Speaker: Andrew Gross
See the table of contents
General
- Vulnerability – flaw or weakness that could be exploited to violates the system’s security policy
- Design/Architecture – faulty assumptions, missing security mech
- Implementation – insecure programming practices
- Integration/test – config errors, vulnerability third party code
- Deployment/release – missing third party patches
Cost of vulnerabilities
- Remediation time/resources to fix/build/release
- Intermediate response – migration, detection, incident response
- Damage to reputation – PR, liability
Secure coding
- Design/Architecture – training, threat modeling, missuse cases
- Implementation – manual code review, static analysis
- Integration/Test – dependency checkers, static analysis, runtime tesitng, negative testing
- Deployment/release – vulnerability scanning, monitoring (ex: WAFs_, dependency patching, vulnerability remediation
Secure Coding Guidelines for Java SE doc
- Guidlines at: https://www.oracle.com/java/technologies/javase/seccodeguide.html
- covers – general guidelines and Java specific ones
- Not meant to be comprehensive or a tutorial
- Update as see problems, additional context, new security features like JEP 486 to disable the security manager
- Gave examples of Security third party code, injection/inclusion, take care interpretting untrusted code, input validation, serialization/deserialization
News
- 2021 – remote code execution in log4j
- 2021 – Confluence OGNL injection
- 2022 – Cobalt Strike – simulator for red tools.

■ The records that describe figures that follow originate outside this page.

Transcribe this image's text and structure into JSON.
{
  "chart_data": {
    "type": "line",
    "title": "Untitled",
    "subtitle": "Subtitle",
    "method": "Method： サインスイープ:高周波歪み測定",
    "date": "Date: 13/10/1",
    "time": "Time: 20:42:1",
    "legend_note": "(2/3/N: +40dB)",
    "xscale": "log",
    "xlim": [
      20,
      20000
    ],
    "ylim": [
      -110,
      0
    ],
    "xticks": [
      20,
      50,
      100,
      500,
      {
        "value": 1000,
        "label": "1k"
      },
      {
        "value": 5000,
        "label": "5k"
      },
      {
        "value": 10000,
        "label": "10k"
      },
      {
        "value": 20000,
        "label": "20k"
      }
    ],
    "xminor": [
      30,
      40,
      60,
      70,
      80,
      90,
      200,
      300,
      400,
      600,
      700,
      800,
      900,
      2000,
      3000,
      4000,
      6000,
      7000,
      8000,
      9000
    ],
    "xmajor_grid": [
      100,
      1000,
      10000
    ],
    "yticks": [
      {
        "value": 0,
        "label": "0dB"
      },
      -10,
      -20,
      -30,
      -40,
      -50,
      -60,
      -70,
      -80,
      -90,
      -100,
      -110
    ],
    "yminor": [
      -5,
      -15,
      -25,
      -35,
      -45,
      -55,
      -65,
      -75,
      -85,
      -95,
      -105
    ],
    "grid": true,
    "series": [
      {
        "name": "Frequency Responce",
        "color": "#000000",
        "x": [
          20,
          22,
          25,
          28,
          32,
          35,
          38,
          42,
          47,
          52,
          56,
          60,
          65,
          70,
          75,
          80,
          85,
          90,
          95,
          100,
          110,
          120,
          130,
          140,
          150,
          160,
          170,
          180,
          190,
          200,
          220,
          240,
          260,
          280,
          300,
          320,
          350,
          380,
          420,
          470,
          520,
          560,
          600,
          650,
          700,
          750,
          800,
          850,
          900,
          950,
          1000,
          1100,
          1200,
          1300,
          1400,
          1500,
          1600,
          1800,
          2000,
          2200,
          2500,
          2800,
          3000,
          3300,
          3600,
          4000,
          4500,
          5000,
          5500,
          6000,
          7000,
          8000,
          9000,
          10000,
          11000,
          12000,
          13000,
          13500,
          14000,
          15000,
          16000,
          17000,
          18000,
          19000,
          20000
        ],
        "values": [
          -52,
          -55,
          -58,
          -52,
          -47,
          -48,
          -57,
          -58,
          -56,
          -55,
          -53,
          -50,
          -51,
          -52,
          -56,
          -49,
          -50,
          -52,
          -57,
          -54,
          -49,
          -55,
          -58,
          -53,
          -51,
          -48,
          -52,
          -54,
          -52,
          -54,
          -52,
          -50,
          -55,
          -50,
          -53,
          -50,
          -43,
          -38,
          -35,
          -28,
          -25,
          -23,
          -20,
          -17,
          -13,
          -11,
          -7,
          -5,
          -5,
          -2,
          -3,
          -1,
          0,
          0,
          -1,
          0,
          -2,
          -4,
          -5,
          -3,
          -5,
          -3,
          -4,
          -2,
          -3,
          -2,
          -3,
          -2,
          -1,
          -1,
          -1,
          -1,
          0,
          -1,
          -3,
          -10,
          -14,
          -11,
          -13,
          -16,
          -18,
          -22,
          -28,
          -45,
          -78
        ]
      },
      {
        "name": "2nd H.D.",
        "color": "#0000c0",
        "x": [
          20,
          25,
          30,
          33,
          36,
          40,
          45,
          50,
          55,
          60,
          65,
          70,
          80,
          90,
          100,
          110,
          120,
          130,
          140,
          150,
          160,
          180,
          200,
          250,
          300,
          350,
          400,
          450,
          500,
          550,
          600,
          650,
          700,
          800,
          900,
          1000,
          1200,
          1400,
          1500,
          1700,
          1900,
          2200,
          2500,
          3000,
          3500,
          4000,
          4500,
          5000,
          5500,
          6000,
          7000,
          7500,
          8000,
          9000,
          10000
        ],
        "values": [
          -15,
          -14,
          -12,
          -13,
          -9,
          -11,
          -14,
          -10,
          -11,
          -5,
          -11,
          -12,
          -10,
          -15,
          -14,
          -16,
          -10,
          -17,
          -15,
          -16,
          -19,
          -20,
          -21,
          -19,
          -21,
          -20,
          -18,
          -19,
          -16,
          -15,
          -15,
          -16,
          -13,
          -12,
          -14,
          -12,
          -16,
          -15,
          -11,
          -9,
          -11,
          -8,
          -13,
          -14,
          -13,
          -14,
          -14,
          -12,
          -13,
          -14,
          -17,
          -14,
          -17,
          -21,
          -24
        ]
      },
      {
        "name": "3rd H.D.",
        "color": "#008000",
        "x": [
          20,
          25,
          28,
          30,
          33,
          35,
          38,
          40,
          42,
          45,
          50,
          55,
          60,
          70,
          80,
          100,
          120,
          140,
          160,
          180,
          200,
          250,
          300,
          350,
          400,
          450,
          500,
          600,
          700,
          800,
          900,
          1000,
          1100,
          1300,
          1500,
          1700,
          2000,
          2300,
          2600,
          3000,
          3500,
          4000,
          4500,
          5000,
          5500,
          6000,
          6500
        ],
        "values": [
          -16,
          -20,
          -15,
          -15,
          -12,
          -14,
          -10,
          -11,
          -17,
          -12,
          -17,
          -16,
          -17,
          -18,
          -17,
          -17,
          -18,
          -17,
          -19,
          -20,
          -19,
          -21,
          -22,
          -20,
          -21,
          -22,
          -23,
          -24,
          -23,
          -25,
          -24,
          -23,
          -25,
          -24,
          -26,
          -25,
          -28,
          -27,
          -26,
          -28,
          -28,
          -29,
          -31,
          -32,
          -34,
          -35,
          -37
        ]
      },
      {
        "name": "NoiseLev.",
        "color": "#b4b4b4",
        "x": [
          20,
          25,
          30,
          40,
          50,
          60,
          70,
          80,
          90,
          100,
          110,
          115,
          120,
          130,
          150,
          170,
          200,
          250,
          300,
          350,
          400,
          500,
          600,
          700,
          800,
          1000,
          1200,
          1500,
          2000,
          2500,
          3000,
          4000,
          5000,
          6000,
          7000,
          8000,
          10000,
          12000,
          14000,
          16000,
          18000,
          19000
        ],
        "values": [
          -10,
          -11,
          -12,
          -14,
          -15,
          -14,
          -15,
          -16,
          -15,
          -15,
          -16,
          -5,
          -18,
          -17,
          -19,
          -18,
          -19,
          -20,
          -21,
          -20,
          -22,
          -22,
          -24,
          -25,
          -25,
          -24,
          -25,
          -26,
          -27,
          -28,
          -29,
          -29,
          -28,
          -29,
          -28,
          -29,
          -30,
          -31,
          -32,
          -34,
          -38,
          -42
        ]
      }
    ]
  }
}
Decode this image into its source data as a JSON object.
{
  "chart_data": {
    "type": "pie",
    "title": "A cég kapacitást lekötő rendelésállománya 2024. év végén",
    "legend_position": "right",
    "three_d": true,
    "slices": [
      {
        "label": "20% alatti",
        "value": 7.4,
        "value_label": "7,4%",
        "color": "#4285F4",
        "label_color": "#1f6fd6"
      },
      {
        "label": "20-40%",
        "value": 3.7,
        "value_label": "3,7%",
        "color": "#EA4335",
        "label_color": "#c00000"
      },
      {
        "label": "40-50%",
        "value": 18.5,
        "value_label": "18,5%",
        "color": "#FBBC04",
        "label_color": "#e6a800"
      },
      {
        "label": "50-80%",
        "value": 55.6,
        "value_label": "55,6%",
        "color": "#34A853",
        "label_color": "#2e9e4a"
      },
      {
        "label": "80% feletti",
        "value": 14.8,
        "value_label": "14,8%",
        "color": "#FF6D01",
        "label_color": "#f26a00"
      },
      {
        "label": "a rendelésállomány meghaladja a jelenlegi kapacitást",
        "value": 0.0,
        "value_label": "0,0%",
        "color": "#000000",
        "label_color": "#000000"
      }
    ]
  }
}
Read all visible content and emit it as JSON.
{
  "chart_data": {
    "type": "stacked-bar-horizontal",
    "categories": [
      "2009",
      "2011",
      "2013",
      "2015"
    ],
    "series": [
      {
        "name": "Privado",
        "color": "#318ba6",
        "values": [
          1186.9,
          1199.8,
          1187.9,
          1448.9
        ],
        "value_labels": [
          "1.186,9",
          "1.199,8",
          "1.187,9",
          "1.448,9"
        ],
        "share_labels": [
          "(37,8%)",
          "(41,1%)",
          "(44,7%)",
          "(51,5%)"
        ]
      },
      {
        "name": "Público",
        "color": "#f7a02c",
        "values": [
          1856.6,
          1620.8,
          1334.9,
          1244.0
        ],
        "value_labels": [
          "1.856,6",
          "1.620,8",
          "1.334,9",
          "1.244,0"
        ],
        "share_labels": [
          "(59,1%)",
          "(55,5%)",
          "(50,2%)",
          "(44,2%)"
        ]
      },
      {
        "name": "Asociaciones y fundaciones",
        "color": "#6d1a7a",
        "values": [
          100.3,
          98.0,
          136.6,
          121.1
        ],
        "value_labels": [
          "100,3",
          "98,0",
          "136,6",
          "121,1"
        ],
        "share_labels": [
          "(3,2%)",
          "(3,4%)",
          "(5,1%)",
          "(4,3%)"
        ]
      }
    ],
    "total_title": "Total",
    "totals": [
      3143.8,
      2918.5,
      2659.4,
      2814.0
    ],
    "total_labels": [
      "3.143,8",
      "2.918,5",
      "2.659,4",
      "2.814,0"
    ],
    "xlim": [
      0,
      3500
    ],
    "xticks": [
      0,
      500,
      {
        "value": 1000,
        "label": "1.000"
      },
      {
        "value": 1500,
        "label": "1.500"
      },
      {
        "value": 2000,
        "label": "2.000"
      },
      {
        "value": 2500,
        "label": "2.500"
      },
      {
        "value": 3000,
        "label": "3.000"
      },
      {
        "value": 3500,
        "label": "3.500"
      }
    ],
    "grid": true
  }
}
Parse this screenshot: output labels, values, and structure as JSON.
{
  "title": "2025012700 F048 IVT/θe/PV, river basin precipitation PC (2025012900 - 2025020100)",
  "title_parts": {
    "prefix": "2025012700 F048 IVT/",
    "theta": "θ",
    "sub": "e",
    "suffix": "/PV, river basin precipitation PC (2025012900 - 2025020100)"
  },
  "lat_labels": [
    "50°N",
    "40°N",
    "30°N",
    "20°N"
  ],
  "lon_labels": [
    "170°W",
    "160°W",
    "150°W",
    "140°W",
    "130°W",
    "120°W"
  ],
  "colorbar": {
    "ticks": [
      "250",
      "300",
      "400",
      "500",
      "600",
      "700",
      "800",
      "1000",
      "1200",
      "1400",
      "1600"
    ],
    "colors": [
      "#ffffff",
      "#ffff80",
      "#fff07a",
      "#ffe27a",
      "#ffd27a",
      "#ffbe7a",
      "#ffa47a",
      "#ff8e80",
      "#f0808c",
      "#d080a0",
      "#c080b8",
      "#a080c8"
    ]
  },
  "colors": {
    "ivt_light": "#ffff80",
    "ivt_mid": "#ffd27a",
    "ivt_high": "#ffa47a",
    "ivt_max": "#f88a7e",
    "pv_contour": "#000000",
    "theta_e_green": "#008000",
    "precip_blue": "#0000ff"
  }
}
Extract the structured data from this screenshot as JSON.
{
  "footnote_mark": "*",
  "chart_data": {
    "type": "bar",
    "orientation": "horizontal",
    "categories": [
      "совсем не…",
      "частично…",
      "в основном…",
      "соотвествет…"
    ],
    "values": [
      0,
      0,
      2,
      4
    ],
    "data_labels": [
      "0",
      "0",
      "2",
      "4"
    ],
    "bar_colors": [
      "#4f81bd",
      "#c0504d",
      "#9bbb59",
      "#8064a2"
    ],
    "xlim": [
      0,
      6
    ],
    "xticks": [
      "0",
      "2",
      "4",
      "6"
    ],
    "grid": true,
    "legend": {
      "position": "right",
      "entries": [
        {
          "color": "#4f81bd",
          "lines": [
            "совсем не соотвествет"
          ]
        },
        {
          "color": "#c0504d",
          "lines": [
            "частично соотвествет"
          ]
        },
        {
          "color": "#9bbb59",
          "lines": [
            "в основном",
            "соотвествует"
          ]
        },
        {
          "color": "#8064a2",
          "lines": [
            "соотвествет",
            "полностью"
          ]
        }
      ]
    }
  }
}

Had XSS vulnerability. Client uses Swing so HTML could be rendered into UI.
- 2022- Text4Shell
- 2024: XZ Utils Backdoor. Malicious co-maintainer over several years. Was trying to put into httpd but discovered first
- 2025: npm packages compromise. phishing
My take
I didn’t realize how closely this was going to be of presenting the guidelines document. Which I’ve read. So the session itself was fine, but I should have chosen a different one. The from the news part was more engaging for me.